While the warm spring weather quickly melts the memories of this winter’s ice and snow, the Iowa Department of Transportation is gearing up for next winter with a hi-tech snowplow.

The prototype plow uses the Global Positioning System (GPS), a friction meter and thermometers to collect data about current road conditions and transmit the information to the plow operator. This information lets the operator fine tune the vehicle’s application of sand and chemicals to the immediate road conditions.

This more effective and efficient method of application should make Iowa’s highways safer for winter driving, said Lee Smithson, deputy director of the Iowa Department of Transportation.

This is “not only a snowplow, but a data gathering platform,” Smithson said.

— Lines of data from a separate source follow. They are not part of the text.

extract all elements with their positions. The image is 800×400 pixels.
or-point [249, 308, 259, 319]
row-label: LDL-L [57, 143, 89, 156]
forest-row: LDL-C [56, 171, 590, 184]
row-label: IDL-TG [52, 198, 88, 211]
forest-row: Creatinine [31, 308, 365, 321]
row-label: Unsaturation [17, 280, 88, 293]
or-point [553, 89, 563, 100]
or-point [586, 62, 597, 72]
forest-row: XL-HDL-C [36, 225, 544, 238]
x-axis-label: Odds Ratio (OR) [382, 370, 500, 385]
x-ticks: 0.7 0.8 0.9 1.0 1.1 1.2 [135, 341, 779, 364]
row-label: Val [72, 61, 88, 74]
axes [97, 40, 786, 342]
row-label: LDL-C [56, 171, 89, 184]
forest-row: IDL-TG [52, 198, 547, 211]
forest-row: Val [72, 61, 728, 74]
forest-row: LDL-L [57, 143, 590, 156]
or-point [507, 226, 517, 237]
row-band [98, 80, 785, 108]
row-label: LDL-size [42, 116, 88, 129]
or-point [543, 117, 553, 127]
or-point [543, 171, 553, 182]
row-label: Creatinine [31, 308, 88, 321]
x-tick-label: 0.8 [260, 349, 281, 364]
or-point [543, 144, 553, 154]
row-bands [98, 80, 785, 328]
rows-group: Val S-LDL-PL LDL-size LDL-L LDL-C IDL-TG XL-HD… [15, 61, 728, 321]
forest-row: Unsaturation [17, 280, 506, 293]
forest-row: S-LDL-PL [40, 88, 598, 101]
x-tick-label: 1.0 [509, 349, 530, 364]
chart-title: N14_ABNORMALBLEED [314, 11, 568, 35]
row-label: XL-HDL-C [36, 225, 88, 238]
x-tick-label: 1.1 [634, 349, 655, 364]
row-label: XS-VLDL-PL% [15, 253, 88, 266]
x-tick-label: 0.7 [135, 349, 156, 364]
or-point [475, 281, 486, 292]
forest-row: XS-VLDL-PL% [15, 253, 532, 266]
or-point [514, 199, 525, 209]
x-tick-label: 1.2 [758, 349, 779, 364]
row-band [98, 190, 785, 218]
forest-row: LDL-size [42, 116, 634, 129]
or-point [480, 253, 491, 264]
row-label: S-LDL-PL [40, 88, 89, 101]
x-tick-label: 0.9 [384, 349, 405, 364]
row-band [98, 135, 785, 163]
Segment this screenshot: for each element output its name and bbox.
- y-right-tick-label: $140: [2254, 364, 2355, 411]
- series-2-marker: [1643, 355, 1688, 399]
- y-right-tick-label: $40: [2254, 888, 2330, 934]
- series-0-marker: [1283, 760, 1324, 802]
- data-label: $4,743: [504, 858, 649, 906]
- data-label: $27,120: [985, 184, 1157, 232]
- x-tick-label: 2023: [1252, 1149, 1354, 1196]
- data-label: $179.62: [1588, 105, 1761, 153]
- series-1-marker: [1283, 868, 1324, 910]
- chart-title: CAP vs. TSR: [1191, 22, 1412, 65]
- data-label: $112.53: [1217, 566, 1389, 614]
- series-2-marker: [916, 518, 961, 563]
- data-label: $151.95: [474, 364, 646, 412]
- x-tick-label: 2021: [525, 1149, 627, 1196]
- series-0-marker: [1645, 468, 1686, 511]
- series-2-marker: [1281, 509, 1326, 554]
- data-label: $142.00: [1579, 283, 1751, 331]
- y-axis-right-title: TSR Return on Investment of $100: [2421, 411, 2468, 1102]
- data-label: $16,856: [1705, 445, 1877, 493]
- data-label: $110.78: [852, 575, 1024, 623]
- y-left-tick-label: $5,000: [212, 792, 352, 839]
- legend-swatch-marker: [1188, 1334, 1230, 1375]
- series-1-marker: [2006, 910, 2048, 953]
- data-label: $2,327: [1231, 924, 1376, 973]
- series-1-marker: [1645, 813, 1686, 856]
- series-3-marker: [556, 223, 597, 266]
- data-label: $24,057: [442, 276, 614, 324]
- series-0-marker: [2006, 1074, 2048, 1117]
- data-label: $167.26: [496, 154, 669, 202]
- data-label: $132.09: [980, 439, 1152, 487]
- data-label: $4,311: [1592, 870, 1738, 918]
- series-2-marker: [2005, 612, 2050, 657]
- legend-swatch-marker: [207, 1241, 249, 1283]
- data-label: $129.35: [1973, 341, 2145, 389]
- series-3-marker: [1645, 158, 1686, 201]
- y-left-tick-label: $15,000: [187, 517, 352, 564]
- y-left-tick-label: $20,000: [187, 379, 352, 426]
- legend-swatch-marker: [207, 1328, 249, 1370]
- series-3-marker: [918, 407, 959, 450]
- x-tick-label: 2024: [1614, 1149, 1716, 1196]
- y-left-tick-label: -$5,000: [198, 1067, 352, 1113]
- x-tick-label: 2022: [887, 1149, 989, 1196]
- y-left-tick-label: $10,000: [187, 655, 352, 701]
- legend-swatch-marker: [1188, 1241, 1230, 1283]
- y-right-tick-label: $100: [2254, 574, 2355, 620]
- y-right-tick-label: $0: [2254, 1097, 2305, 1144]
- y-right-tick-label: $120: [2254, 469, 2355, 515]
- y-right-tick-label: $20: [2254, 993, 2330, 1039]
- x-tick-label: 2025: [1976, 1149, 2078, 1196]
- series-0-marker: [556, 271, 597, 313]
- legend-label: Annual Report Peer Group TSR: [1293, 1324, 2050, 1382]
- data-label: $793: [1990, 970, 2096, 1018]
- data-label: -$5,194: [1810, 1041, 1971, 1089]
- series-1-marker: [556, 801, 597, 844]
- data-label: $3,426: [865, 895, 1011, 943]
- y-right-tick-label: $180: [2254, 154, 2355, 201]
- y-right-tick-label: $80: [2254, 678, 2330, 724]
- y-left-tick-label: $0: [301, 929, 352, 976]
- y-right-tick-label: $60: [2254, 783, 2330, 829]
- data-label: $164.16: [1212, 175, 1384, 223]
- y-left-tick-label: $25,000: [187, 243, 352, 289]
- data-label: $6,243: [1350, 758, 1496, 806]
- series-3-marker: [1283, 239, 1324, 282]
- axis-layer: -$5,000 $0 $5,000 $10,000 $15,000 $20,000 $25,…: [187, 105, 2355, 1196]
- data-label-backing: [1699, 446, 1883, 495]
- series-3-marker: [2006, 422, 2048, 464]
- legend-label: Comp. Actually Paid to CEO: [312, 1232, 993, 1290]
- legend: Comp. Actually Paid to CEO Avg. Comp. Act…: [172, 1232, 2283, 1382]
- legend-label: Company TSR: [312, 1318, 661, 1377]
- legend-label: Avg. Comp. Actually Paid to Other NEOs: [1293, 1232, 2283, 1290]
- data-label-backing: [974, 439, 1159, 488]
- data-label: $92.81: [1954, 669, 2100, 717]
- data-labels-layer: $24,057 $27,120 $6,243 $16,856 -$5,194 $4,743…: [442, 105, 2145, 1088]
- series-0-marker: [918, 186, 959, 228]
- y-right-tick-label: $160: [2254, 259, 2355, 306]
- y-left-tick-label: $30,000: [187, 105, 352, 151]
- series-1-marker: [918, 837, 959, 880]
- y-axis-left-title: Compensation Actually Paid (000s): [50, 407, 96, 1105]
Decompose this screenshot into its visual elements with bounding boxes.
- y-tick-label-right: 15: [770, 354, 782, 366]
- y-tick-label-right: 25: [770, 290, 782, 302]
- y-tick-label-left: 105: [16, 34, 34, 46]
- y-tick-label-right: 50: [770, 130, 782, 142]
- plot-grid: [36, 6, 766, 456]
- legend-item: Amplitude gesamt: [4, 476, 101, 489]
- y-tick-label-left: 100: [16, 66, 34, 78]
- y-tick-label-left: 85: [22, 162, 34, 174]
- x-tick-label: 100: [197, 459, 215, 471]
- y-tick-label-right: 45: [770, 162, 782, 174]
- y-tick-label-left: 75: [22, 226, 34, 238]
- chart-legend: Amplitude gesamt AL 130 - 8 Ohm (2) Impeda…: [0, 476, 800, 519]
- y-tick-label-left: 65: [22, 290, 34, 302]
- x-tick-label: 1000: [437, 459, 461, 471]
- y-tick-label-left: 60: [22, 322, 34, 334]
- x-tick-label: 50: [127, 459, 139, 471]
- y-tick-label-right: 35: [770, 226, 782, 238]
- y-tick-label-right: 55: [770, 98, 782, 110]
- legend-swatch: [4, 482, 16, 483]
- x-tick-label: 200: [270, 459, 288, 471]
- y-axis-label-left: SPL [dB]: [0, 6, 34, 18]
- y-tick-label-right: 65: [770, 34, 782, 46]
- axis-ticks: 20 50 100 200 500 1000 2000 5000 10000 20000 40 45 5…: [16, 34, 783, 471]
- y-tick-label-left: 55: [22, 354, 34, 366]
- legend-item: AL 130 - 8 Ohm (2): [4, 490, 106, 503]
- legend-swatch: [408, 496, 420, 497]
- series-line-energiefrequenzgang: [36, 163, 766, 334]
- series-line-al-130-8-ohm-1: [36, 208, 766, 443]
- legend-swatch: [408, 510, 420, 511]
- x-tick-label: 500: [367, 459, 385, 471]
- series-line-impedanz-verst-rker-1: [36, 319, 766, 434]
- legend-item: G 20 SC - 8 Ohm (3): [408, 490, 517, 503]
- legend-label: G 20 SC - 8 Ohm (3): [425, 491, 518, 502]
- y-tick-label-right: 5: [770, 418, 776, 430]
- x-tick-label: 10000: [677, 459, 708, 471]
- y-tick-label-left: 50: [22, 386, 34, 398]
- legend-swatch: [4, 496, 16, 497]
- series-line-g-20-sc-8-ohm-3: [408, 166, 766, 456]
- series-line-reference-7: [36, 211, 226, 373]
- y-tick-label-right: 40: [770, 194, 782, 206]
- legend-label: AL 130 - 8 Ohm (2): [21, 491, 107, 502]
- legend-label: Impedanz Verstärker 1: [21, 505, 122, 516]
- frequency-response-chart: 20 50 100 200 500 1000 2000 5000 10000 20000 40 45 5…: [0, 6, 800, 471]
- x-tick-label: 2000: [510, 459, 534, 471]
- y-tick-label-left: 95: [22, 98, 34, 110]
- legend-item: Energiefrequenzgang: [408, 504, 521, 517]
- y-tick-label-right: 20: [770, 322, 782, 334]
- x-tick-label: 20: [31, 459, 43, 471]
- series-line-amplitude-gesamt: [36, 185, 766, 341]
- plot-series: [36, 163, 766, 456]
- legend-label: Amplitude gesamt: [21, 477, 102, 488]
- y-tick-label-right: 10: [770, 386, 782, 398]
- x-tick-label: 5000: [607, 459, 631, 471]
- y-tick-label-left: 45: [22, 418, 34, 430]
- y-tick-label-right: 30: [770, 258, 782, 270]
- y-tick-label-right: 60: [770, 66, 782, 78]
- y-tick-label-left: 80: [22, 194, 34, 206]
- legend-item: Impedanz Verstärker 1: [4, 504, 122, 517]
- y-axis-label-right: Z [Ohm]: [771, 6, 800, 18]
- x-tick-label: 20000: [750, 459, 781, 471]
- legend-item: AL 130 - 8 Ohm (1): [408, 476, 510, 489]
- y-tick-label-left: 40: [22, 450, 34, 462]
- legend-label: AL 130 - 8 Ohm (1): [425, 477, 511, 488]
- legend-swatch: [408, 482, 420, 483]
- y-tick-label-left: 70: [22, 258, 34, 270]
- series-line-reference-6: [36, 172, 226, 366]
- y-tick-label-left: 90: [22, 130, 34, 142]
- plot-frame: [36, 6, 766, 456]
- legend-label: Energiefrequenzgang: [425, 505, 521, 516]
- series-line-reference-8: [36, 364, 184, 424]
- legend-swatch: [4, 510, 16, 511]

“We envision that in the future, the advanced technological information provided by this vehicle may be used to help inform motorists of roadway conditions, and provide crucial information about hazardous driving conditions,” he said.

The transportation departments of Iowa, Michigan and Minnesota, the Center for Transportation Research and Education (CTRE) and several private companies have two long-term goals for the prototype plows, said Duane Smith, associate director of CTRE.

The first is to have the plow automatically adjust its application of sand and chemicals according to the data the plow collects from the environment.

The second is to make the information available to drivers so they can decide whether to postpone a trip because of adverse driving conditions, he said.

“We want to be more in touch with the vehicle’s environment, and know how much snow melting material needs to be spread on the roads,” Smith said.

Jim Vansickle, garage operation assistant at the Iowa DOT’s Ames station, said the snowplow’s additional technology takes the guess work out of plowing and increases the safety for the driving public and the snowplow operator.

Operators currently “hit the brakes” to test the road conditions and decide whether to apply more sand.

On the new plow a friction meter will measure the “slipperiness” of the road, and the driver can decide how much sand to apply. The GPS system will then map the road conditions, temperatures and landmarks, such as crossroads and stranded vehicles.

When the technology is in place, the plow will be able to transmit the information back to DOT headquarters and allow for rescue vehicles to find stranded motorists quickly, said Craig Cole, business development director of transit at Rockwell International Corporation.

The prototype plow is not only hi-tech, but it’s turbo-charged too. The 25-ton plow is equipped with an alternative fuel booster so it can achieve highway speeds faster. The engine senses that more power is required and mixes ethanol with diesel to boost the plow to higher speeds, said Tim Nordham, equipment specifications specialist at the Ames DOT station.

“It’s not just a high-powered toy though. The snowplow should cut some of the DOT’s snow removal costs because of its state-of-the-art technology and some modifications made to the plow’s traditional equipment,” he said.

The tank on the truck has been significantly increased, from 100 or fewer gallons on the old snowplows to 900 gallons on the new ones, which would give officials time to spread brine on the roads before a storm hits to prevent the snow or ice from sticking.

With all the plow’s benefits to the public, it does have a cost. Nordham estimated the plow costs about $215,000. The exact price tag for the prototype isn’t known because much of the technology was donated by private companies. The only cost to the state’s DOT was the cost of the plow itself.